Wednesday, June 29, 2011

People puzzle me

I don't understand how anyone could be so nasty, vindictive, and just plain mean. Maybe because I am nothing like that. And my best friends and family are not like that at all either. I feel pity for people who are so selfish, insecure, and have so much hate inside, that they take it out on others that they supposedly care about. It's a shame, because by doing so, they will only make their own lives miserable, pushing away people who care. It's very sad that often those people end up all alone with no one. What kind of life is that? Surely not a happy, fulfilling one. And yet they do it to themselves anyways. =(

Tuesday, June 28, 2011

Sadness

Have you ever tried so hard to fight back the tears welling up in your eyes? To fake being ok while inside your soul is just dying? It's not even an issue of feeling worthless and alone much anymore. I've gone over all the many things that make me feel how I am feeling right now, a thousand times. Those things, those issues, they never change. At least not for the better.
It's like as time goes by, the reality of my situation sinks in deeper and deeper. Like a poison slowly killing my spirit. It's a sad realization I must face that this is my sad pathetic life, and it's not going to change. I'd like to think it might, but I know better. And the feelings it stirs up in me are dreadful. I have not only so much sadness in my heart, but also a lot of anger. I am so mad at myself and my illnesses. I feel like my whole life is now out of my control, which ironically is mostly my fault. I'd give anything to be happy.
It's been so long since I've sincerely smiled, since I've felt true joy. And the few times I do smile, it's because of kind people I barely know. People who more than likely could not help me anymore than I could help myself.
And love. I want so badly to feel loved. It breaks my heart that those who claim to love me only hurt me in someway or another. I wish so much to be held close, to feel secure in a man's embrace. I want to be kissed softly on the lips. I want a man to say something sweet to me and actually mean it, and not just because he's trying to use me.
Oh well. A girl can dream, can't she? It seems dreams are all I have to keep me going nowadays. The small glimmer of hope those dreams give me are the reason I bother to even get out of bed most days.
I am so fed up with just being technically alive. I want to live. Really live. I am fed up with all that my life has turned out to be because of my stupid mistakes. I am fed up with the illness I have, both mental and physical. And I am fed up with taking pills to mask symptoms and faking smiles to avoid reality. I'm so close to being done with it all. No, I'm not suicidal... yet. I just envy those people who have something to live for. It just doesn't seem fair.

Thursday, June 9, 2011

Decisions

"Whatever results you’re getting, be they rich or poor, good or bad, positive or negative, always remember that your outer world is simply a reflection of your inner world. If things aren’t going well in your outer life, it’s because things aren’t going well in your inner life. It’s that simple."
T. Harv Eker

I've been thinking so much lately. Where did all my happiness go? My positive outlook? The simple joys and pleasures in life? It seems like I am nothing but a shell of the person I used to be. I barely even smile anymore. I don't enjoy my every day life. My thoughts are usually consumed by the never-ending aches and pains I feel. Not to mention the feeling that my life has become pointless, that it has no more meaning. I don't go to school. I don't work. I don't volunteer my time teaching anymore. I usually stay home and rest, because the physical pain I am in makes it difficult to do things I need to get done, like cleaning. And the mental exhaustion and emotional pain I feel makes me feel so unmotivated to do anything. I don't even do the things I used to enjoy doing anymore.

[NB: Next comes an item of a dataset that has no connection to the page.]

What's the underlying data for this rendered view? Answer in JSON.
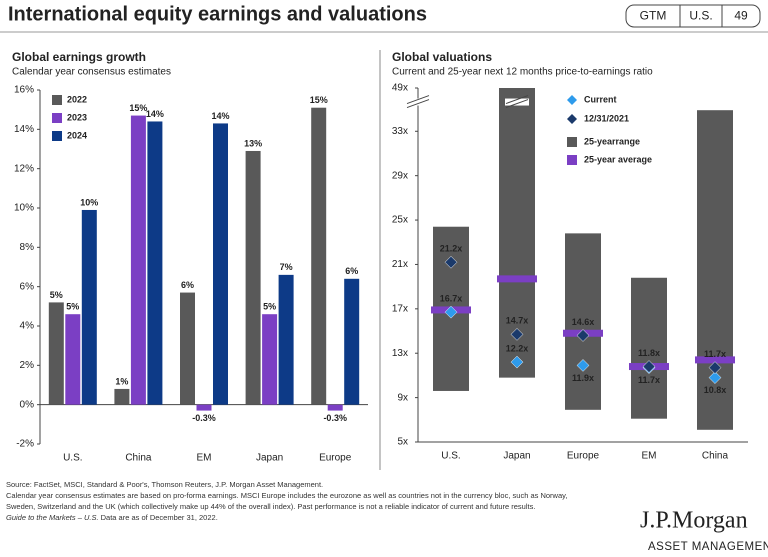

And on top of that, I feel so lost. I know what I want. I know what I need. The problem is, sometimes they seem like very different things. I guess I am just scared. I am seriously doubting my purpose in life, I feel inadequate in so many aspects, and I never feel "good enough" for anything or anyone. I know I need to do something. Anything. Because sitting here, watching the world pass me by, is doing nothing but making me feel more down. Why does my life, and the road to happiness, seem so complicated? I just don't know what to do.